Pool:  the term designates an amount of given material. A pool may consist of more than one compartment and may be distributed in more than one space so as to be more general than the terms "space" or "compartment."

Volume of Distribution:  Consider any closed system.  The volume of distribution is a hypothetical volume in which a given compound concentration c is distributed uniformly within a given system A.  The volume of distribution of the compound is A/c. Thus, the volume of distribution of compound X is the "hypothetical volume in which it would be distributed if its concentration wherever it was distributed, were the same as at the sampling site."  In an open system, we have to assume that there is a continuous injection of compound X at a constant rate until the concentration at the sampling site remains constant. The volume of distribution is the amount in the system at the time of measurement (total injected minus the total excreted) divided by the concentration of X in the sample.

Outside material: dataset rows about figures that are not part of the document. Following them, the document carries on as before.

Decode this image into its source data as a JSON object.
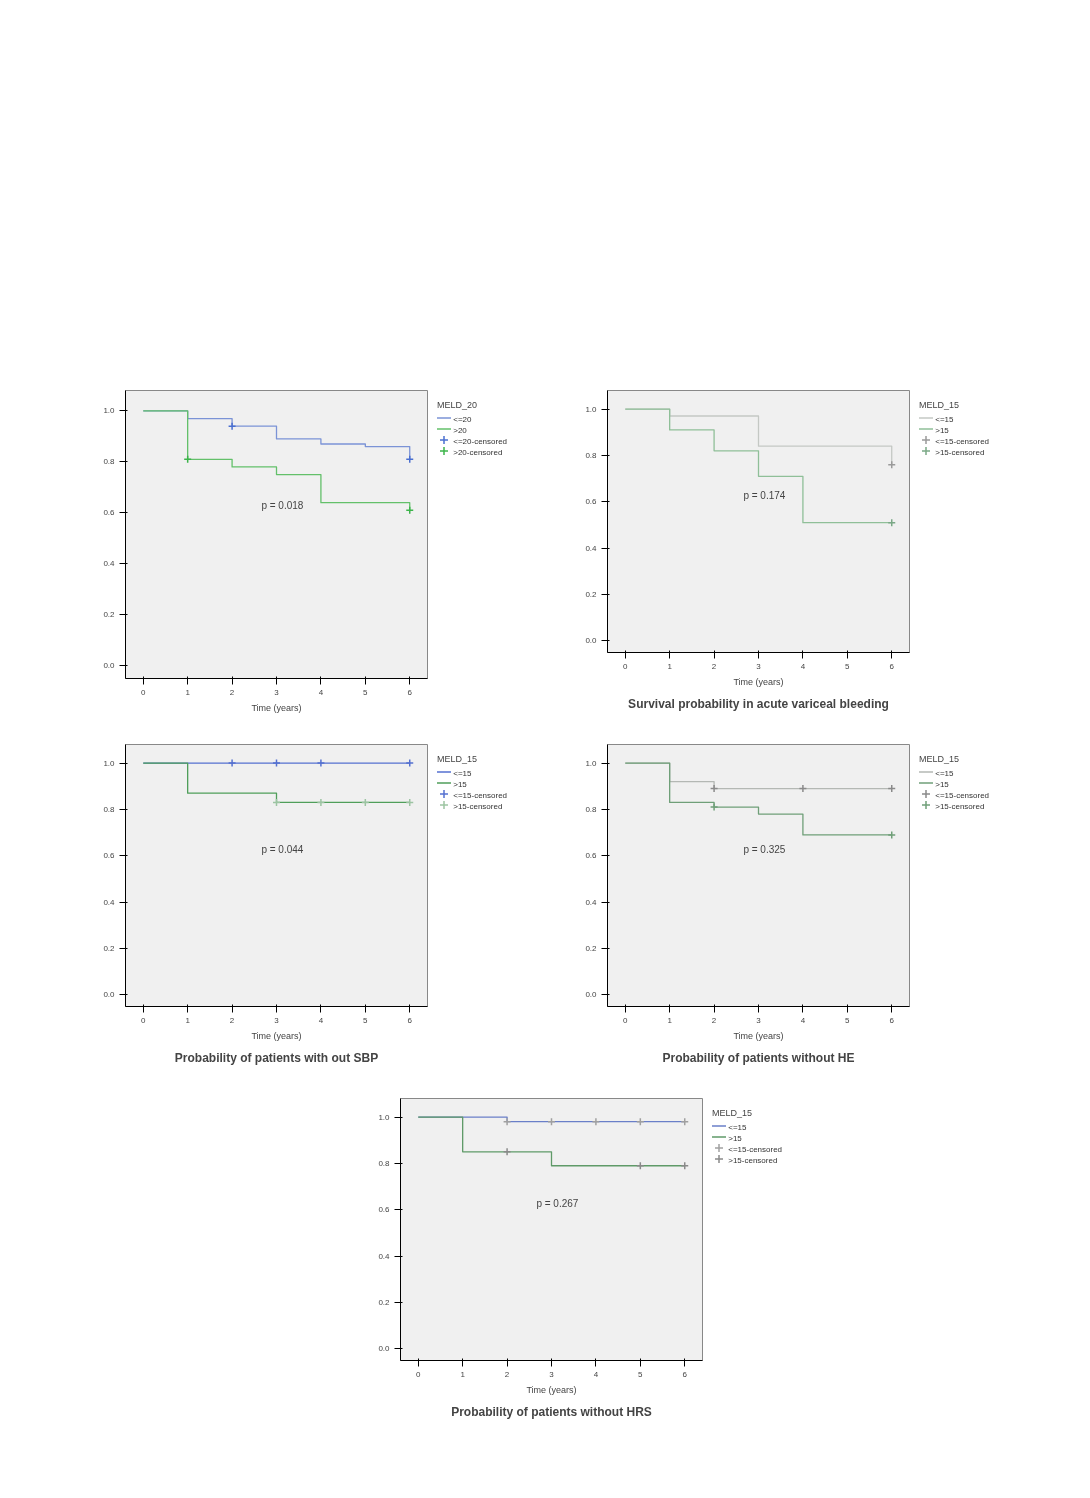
{
  "chart_data": [
    {
      "type": "step",
      "xlabel": "Time (years)",
      "legend_title": "MELD_20",
      "legend": "right",
      "grid": false,
      "annotations": [
        "p = 0.018"
      ],
      "xlim": [
        -0.4,
        6.4
      ],
      "ylim": [
        -0.05,
        1.08
      ],
      "xticks": [
        0,
        1,
        2,
        3,
        4,
        5,
        6
      ],
      "yticks": [
        {
          "value": 0,
          "label": "0.0"
        },
        {
          "value": 0.2,
          "label": "0.2"
        },
        {
          "value": 0.4,
          "label": "0.4"
        },
        {
          "value": 0.6,
          "label": "0.6"
        },
        {
          "value": 0.8,
          "label": "0.8"
        },
        {
          "value": 1,
          "label": "1.0"
        }
      ],
      "series": [
        {
          "name": "<=20",
          "color": "#7b93d6",
          "x": [
            0,
            1,
            2,
            3,
            4,
            5,
            6
          ],
          "values": [
            1.0,
            0.97,
            0.94,
            0.89,
            0.87,
            0.86,
            0.81
          ]
        },
        {
          "name": ">20",
          "color": "#63c06a",
          "x": [
            0,
            1,
            2,
            3,
            4,
            5,
            6
          ],
          "values": [
            1.0,
            0.81,
            0.78,
            0.75,
            0.64,
            0.64,
            0.61
          ]
        },
        {
          "name": "<=20-censored",
          "type": "scatter",
          "marker": "cross",
          "color": "#4a6fd0",
          "x": [
            2,
            6
          ],
          "values": [
            0.94,
            0.81
          ]
        },
        {
          "name": ">20-censored",
          "type": "scatter",
          "marker": "cross",
          "color": "#3cb44a",
          "x": [
            1,
            6
          ],
          "values": [
            0.81,
            0.61
          ]
        }
      ]
    },
    {
      "type": "step",
      "title": "Survival probability in acute variceal bleeding",
      "xlabel": "Time (years)",
      "legend_title": "MELD_15",
      "legend": "right",
      "grid": false,
      "annotations": [
        "p = 0.174"
      ],
      "xlim": [
        -0.4,
        6.4
      ],
      "ylim": [
        -0.05,
        1.08
      ],
      "xticks": [
        0,
        1,
        2,
        3,
        4,
        5,
        6
      ],
      "yticks": [
        {
          "value": 0,
          "label": "0.0"
        },
        {
          "value": 0.2,
          "label": "0.2"
        },
        {
          "value": 0.4,
          "label": "0.4"
        },
        {
          "value": 0.6,
          "label": "0.6"
        },
        {
          "value": 0.8,
          "label": "0.8"
        },
        {
          "value": 1,
          "label": "1.0"
        }
      ],
      "series": [
        {
          "name": "<=15",
          "color": "#c4c8c4",
          "x": [
            0,
            1,
            2,
            3,
            4,
            5,
            6
          ],
          "values": [
            1.0,
            0.97,
            0.97,
            0.84,
            0.84,
            0.84,
            0.76
          ]
        },
        {
          "name": ">15",
          "color": "#8fbf98",
          "x": [
            0,
            1,
            2,
            3,
            4,
            5,
            6
          ],
          "values": [
            1.0,
            0.91,
            0.82,
            0.71,
            0.51,
            0.51,
            0.51
          ]
        },
        {
          "name": "<=15-censored",
          "type": "scatter",
          "marker": "cross",
          "color": "#9a9a9a",
          "x": [
            6
          ],
          "values": [
            0.76
          ]
        },
        {
          "name": ">15-censored",
          "type": "scatter",
          "marker": "cross",
          "color": "#7aa886",
          "x": [
            6
          ],
          "values": [
            0.51
          ]
        }
      ]
    },
    {
      "type": "step",
      "title": "Probability of patients with out SBP",
      "xlabel": "Time (years)",
      "legend_title": "MELD_15",
      "legend": "right",
      "grid": false,
      "annotations": [
        "p = 0.044"
      ],
      "xlim": [
        -0.4,
        6.4
      ],
      "ylim": [
        -0.05,
        1.08
      ],
      "xticks": [
        0,
        1,
        2,
        3,
        4,
        5,
        6
      ],
      "yticks": [
        {
          "value": 0,
          "label": "0.0"
        },
        {
          "value": 0.2,
          "label": "0.2"
        },
        {
          "value": 0.4,
          "label": "0.4"
        },
        {
          "value": 0.6,
          "label": "0.6"
        },
        {
          "value": 0.8,
          "label": "0.8"
        },
        {
          "value": 1,
          "label": "1.0"
        }
      ],
      "series": [
        {
          "name": "<=15",
          "color": "#5470d0",
          "x": [
            0,
            1,
            2,
            3,
            4,
            5,
            6
          ],
          "values": [
            1.0,
            1.0,
            1.0,
            1.0,
            1.0,
            1.0,
            1.0
          ]
        },
        {
          "name": ">15",
          "color": "#4f9e5a",
          "x": [
            0,
            1,
            2,
            3,
            4,
            5,
            6
          ],
          "values": [
            1.0,
            0.87,
            0.87,
            0.83,
            0.83,
            0.83,
            0.83
          ]
        },
        {
          "name": "<=15-censored",
          "type": "scatter",
          "marker": "cross",
          "color": "#5470d0",
          "x": [
            2,
            3,
            4,
            6
          ],
          "values": [
            1.0,
            1.0,
            1.0,
            1.0
          ]
        },
        {
          "name": ">15-censored",
          "type": "scatter",
          "marker": "cross",
          "color": "#9cc4a2",
          "x": [
            3,
            4,
            5,
            6
          ],
          "values": [
            0.83,
            0.83,
            0.83,
            0.83
          ]
        }
      ]
    },
    {
      "type": "step",
      "title": "Probability of patients without HE",
      "xlabel": "Time (years)",
      "legend_title": "MELD_15",
      "legend": "right",
      "grid": false,
      "annotations": [
        "p = 0.325"
      ],
      "xlim": [
        -0.4,
        6.4
      ],
      "ylim": [
        -0.05,
        1.08
      ],
      "xticks": [
        0,
        1,
        2,
        3,
        4,
        5,
        6
      ],
      "yticks": [
        {
          "value": 0,
          "label": "0.0"
        },
        {
          "value": 0.2,
          "label": "0.2"
        },
        {
          "value": 0.4,
          "label": "0.4"
        },
        {
          "value": 0.6,
          "label": "0.6"
        },
        {
          "value": 0.8,
          "label": "0.8"
        },
        {
          "value": 1,
          "label": "1.0"
        }
      ],
      "series": [
        {
          "name": "<=15",
          "color": "#b4b8b4",
          "x": [
            0,
            1,
            2,
            3,
            4,
            5,
            6
          ],
          "values": [
            1.0,
            0.92,
            0.89,
            0.89,
            0.89,
            0.89,
            0.89
          ]
        },
        {
          "name": ">15",
          "color": "#6f9f78",
          "x": [
            0,
            1,
            2,
            3,
            4,
            5,
            6
          ],
          "values": [
            1.0,
            0.83,
            0.81,
            0.78,
            0.69,
            0.69,
            0.69
          ]
        },
        {
          "name": "<=15-censored",
          "type": "scatter",
          "marker": "cross",
          "color": "#8a8a8a",
          "x": [
            2,
            4,
            6
          ],
          "values": [
            0.89,
            0.89,
            0.89
          ]
        },
        {
          "name": ">15-censored",
          "type": "scatter",
          "marker": "cross",
          "color": "#6f9f78",
          "x": [
            2,
            6
          ],
          "values": [
            0.81,
            0.69
          ]
        }
      ]
    },
    {
      "type": "step",
      "title": "Probability of patients without HRS",
      "xlabel": "Time (years)",
      "legend_title": "MELD_15",
      "legend": "right",
      "grid": false,
      "annotations": [
        "p = 0.267"
      ],
      "xlim": [
        -0.4,
        6.4
      ],
      "ylim": [
        -0.05,
        1.08
      ],
      "xticks": [
        0,
        1,
        2,
        3,
        4,
        5,
        6
      ],
      "yticks": [
        {
          "value": 0,
          "label": "0.0"
        },
        {
          "value": 0.2,
          "label": "0.2"
        },
        {
          "value": 0.4,
          "label": "0.4"
        },
        {
          "value": 0.6,
          "label": "0.6"
        },
        {
          "value": 0.8,
          "label": "0.8"
        },
        {
          "value": 1,
          "label": "1.0"
        }
      ],
      "series": [
        {
          "name": "<=15",
          "color": "#6a7fc8",
          "x": [
            0,
            1,
            2,
            3,
            4,
            5,
            6
          ],
          "values": [
            1.0,
            1.0,
            0.98,
            0.98,
            0.98,
            0.98,
            0.98
          ]
        },
        {
          "name": ">15",
          "color": "#5f9a68",
          "x": [
            0,
            1,
            2,
            3,
            4,
            5,
            6
          ],
          "values": [
            1.0,
            0.85,
            0.85,
            0.79,
            0.79,
            0.79,
            0.79
          ]
        },
        {
          "name": "<=15-censored",
          "type": "scatter",
          "marker": "cross",
          "color": "#a0a0a0",
          "x": [
            2,
            3,
            4,
            5,
            6
          ],
          "values": [
            0.98,
            0.98,
            0.98,
            0.98,
            0.98
          ]
        },
        {
          "name": ">15-censored",
          "type": "scatter",
          "marker": "cross",
          "color": "#8a8a8a",
          "x": [
            2,
            5,
            6
          ],
          "values": [
            0.85,
            0.79,
            0.79
          ]
        }
      ]
    }
  ]
}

Turnover Rate and Turnover Time:  For a system in a steady state, the rate at which material leaves or enters a compartment is the turnover rate;  this has the units mass/time.  The size of a compartment divided by the turnover rate gives the turnover time.

Radioisotopes and Units:  Used as tracers in compartmental analysis experiments.  The units of radioactivity are disintegration per unit time.  The standard unit is the curie, which is 3.7 x 1010 disintegrations per second.  Immediate measurements are measured in units counts per unit time.  Specific activity refers to a measure of radioactivity per unit mass or per mole of a substance.  "Trace" amounts of isotopes are used within a system so as to not disturb the steady state of the system.  Usually the amount added to a compartment is much less than 1% of the size of the compartment.  The amount added to a biological system should be small enough so that the emitted radiation does not appreciably affect the integrity or functioning of the living system.

Apparent Exchangeable Mass:  suppose an injection  of radioactive tracer is injected into given volume as in the case with the volume of distribution scenario.  "The mass obtained by dividing the amount of labeled compound in the system, measured in units of radioactivity, by the specific activity at the sampling site is the apparent exchangeable mass."  This too is a hypothetical quantity because we are assuming that the labeled molecules have been uniformly mixed with the unlabeled molecules of the compound.

Isotope Fractionation:  When radioisotopes are used as tracers, a question as to whether there is a discrimination in favor of or against the labeled compound within the system needs to be taken into account.  In other words, the mass differences between the tracer 's and their normal corresponding isotope can significantly affect diffusion and rates of chemical reactions because these rates are dependent upon the masses of the compounds involved.  If the mass differences are small, the effects are usually small, but isotope fractionation effects must be kept in mind when interpreting the result of experiments with tracers.